A woman who summits a mountain didn't fall there. Anything done at a high level of excellence always intrigues because it is the ultimate expression of being human--that an individual does something that they did not have to do. For Oppenheim, it wasn't just the beauty of the exercise and the difficulty of it that made it worthwhile and very pleasurable. It was the somatic walking away, the "letting go" up and down mountains. Powerful impulses govern our responses to overwhelming life events whether we realize it or not.
To make her trek on Mt. Everest more meaningful, Oppenheim raised awareness and funds and sent a woman and mother who is a victim of domestic abuse to a highly sought after empowerment retreat to work with peak-performance experts to help her create necessary, life-changing results. Most good people try to honor their commitments and keep their families together. Can you choose who you're attracted to? Maybe not at first. But you can 100% stop investing in people who treat you poorly--it is a waste of time and a turn-off. Violence against women does not have to ruin a woman's life.

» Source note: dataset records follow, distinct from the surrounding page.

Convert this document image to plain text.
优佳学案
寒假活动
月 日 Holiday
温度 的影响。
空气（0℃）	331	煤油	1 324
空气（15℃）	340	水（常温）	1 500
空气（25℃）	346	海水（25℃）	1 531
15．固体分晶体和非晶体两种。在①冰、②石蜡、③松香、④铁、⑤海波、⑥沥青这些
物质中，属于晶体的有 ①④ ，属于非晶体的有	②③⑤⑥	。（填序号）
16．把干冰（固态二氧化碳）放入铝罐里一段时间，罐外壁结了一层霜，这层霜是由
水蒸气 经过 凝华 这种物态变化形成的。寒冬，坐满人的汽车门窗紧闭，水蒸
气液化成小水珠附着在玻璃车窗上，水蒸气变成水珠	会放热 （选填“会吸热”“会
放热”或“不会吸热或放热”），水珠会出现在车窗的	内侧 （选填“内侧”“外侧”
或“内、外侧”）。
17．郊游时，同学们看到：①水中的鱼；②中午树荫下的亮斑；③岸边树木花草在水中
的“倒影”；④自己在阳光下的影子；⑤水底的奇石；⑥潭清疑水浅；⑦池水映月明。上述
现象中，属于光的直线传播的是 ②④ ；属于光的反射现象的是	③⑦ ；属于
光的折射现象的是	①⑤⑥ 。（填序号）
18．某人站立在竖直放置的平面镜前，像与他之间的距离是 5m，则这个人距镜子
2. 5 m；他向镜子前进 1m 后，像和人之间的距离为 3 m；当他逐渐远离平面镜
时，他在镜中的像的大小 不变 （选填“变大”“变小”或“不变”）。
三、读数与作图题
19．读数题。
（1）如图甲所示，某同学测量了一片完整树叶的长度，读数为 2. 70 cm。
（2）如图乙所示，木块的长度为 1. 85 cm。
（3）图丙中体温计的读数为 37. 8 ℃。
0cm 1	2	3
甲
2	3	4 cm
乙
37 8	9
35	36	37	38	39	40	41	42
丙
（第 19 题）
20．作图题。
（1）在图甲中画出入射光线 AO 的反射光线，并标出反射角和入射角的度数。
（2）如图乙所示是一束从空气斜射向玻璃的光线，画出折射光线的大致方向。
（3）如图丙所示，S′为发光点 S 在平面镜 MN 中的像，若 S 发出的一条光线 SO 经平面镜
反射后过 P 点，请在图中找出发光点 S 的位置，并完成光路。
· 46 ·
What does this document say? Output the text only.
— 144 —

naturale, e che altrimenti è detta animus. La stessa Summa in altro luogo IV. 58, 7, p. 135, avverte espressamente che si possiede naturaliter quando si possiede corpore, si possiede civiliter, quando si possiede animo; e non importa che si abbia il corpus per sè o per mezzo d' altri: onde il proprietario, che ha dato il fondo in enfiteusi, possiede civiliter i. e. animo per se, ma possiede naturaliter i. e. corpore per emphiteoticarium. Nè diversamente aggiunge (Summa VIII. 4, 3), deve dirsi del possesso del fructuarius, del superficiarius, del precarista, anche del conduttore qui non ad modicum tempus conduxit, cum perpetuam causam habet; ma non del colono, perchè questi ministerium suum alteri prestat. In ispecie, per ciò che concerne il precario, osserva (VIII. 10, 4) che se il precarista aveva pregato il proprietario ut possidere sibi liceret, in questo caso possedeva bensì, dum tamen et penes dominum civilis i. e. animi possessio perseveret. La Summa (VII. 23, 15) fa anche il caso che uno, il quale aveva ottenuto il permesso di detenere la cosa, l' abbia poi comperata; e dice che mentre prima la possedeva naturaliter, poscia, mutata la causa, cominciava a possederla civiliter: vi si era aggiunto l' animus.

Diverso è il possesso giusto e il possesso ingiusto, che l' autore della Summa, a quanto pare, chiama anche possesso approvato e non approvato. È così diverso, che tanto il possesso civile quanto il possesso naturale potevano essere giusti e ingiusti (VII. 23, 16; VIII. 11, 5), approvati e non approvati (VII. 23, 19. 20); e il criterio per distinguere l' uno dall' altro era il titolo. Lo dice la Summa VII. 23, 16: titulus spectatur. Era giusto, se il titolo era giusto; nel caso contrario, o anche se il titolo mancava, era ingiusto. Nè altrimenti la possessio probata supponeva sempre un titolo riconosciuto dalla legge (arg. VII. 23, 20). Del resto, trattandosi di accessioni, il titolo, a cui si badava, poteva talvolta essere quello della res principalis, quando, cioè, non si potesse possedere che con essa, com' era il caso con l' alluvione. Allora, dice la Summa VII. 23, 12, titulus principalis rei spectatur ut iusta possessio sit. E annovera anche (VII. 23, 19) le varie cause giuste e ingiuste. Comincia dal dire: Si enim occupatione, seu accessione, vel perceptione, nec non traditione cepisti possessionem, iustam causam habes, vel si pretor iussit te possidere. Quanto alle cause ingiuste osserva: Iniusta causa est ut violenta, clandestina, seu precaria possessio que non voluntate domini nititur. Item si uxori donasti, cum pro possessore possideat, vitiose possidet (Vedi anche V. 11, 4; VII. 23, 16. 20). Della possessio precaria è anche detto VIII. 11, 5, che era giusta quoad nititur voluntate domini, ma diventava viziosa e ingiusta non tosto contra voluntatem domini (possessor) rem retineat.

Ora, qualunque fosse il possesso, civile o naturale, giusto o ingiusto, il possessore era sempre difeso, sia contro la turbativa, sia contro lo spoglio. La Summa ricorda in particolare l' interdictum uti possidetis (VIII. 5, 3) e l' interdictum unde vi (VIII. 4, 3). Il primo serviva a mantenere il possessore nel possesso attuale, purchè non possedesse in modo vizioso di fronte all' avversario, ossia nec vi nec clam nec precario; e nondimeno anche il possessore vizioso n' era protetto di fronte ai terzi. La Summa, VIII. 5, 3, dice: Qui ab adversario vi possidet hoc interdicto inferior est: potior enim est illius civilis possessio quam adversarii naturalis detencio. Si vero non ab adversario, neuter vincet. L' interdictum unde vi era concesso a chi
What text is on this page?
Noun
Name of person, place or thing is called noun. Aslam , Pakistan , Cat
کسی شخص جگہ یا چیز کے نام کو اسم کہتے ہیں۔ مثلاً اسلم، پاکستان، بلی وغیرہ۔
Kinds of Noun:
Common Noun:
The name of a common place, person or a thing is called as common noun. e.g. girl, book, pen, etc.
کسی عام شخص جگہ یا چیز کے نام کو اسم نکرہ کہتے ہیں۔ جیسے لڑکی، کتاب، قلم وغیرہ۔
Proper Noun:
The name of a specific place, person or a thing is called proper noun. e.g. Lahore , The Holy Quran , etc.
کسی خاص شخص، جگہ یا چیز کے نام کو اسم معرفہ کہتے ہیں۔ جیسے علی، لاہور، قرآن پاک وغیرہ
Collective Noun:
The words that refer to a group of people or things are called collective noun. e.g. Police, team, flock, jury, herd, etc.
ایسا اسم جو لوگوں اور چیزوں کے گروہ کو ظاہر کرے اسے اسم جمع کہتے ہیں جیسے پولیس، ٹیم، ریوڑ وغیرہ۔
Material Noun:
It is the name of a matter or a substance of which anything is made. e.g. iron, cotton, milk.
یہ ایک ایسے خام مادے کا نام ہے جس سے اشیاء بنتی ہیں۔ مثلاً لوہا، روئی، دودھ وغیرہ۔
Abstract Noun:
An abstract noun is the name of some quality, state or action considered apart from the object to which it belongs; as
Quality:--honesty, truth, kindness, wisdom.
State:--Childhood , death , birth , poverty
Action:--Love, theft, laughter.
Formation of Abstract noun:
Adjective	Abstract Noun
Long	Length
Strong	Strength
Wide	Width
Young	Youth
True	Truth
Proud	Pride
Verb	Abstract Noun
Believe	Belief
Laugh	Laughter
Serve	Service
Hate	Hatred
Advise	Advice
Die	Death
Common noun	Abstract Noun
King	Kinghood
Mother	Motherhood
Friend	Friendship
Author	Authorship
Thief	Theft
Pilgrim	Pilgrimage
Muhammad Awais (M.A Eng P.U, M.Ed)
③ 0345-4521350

We should not be complicit or silently accept that intimidation, physical, psychological, emotional and financial abuse quietly hides in our communities. Abusive people cannot run from themselves forever; eventually they have to face themselves and what they have done. The #MeToo movement has prompted an ongoing national reckoning with regard to the issues of sexual harassment and sexual assault. Domestic violence needs to be busted open as well. The statistics are sobering: every day, on average, three or more women are killed in the U.S. by either their husbands or boyfriends. Observing misery doesn't help anyone. What helps is action. For Oppenheim, more fulfilling than standing on Mt. Everest is the ability to change a victim of domestic abuse's life for the better, especially a single mother whose children are living in her home. If we cannot respect and allow especially the abused the opportunity to have respect in their life, they and their children will not believe that the world is kind and good. They will be disengaged everywhere they go, and it will follow them in their lives.
Women have an innate desire to be taken care of, to be treasured, and to feel safe. Men should provide that. Ask yourself these thorny questions: how, if at all, is violence against women different from other types of violence? What shifts in thinking about this issue is necessary to finally eradicate it? How does the toleration of domestic violence shape people's expectations and sense of entitlements? Ask the questions. Become an activist. It feeds you. Oppenheim has been asked to speak about the issues of domestic abuse.